Un loup pour l’homme - Brigitte Giraud
- 17 févr.
- 3 min de lecture
Un loup pour l'homme de Brigitte Giraud pose la question de la bestialité des hommes. Qui du loup ou de l'homme est le plus violent? À travers l'histoire d'un appelé en Algérie pendant la guerre, l'autrice apporte une réponse...

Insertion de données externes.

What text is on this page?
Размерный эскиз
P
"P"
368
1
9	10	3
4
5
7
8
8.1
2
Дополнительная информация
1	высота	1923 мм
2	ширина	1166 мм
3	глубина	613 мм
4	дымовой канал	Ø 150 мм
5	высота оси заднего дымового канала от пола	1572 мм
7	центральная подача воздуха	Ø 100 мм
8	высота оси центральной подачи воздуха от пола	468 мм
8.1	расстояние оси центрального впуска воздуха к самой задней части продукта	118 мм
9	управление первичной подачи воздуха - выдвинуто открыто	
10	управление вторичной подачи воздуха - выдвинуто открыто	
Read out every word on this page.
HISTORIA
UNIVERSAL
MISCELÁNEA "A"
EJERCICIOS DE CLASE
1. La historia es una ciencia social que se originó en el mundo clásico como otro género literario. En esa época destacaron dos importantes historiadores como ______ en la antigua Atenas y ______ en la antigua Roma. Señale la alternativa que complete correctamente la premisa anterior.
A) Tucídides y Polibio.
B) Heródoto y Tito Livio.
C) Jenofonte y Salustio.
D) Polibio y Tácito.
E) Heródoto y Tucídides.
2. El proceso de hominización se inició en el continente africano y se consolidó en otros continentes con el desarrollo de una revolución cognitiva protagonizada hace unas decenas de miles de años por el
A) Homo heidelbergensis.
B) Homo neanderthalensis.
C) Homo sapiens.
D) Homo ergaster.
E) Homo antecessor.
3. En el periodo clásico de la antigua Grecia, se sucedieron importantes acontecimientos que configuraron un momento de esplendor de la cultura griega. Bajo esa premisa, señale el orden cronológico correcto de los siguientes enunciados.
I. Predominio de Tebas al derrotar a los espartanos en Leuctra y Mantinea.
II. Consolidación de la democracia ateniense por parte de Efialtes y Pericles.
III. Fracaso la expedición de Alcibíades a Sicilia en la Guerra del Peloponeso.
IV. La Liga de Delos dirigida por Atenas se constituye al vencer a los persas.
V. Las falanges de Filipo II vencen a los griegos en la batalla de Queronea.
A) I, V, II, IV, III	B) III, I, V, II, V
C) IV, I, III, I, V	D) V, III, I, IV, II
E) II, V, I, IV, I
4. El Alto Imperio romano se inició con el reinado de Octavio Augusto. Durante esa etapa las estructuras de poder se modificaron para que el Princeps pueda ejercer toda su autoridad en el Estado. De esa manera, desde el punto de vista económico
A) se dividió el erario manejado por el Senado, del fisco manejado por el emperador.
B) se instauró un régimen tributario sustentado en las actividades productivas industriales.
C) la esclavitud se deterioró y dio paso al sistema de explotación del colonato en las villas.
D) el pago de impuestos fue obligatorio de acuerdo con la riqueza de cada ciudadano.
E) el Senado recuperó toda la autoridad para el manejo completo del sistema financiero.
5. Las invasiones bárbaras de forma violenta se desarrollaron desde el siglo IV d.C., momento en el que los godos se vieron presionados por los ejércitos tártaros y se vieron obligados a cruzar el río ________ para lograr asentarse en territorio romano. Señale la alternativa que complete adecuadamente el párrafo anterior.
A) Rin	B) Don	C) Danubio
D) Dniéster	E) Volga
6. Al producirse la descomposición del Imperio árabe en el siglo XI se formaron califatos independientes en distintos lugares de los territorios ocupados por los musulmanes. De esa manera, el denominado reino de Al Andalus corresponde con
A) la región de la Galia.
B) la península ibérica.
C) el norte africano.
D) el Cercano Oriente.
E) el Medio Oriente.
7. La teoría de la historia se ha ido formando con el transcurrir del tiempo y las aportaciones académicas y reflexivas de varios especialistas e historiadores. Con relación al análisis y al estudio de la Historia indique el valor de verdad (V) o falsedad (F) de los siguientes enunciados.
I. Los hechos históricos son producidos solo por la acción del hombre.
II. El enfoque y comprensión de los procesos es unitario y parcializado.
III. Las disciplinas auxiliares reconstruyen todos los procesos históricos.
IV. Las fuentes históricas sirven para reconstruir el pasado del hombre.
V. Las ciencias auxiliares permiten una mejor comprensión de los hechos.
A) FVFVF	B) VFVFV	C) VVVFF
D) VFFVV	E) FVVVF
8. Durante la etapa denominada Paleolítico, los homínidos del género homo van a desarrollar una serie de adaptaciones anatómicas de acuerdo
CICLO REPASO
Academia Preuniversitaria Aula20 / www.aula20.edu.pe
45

Avant d’obtenir le Prix Goncourt avec Vivre vite (2022), Brigitte Giraud explorait déjà les mémoires blessées. Née à Sidi-Bel-Abbès en Algérie, elle livre avec Un loup pour l’homme (2017) un récit viscéral sur la guerre d’Algérie vue par les appelés. Leur mission? Maintenir l'ordre et "pacifier"... Dans les faits, ils ont assisté et participé à une violence inouïe, celle de la guerre. Un roman où la violence d'une guerre "sans nom" (qui sera reconnue comme telle à la fin des années 1990) vient percuter l'intimité et bouleverser les mémoires douloureuses de cette période.

Quelle est l'histoire du roman Un loup pour l'homme de Brigitte Giraud ?
Dans Un loup pour l'homme, Brigitte Giraud propose différents regards sur la guerre d'Algérie. Le regard d'Antoine, de Lila et d'Oscar. Ce roman se compose de 3 parties et toutes nous permettent de suivre l'évolution de la guerre qui a duré de 1956 à 1962. Et c'est en 1960 que se déroule le récit.
Antoine est appelé en Algérie alors que sa femme est enceinte de quelques semaines. Refusant de porter les armes, il est appelé pour soigner les blessés dans un hôpital militaire. A cette époque, les appelés ne savent pas vraiment qu'ils sont en guerre, certains pensent faire leur service militaire dans un département français comme les autres : l'Algérie. Antoine va vite découvrir l'atroce réalité qui les attend.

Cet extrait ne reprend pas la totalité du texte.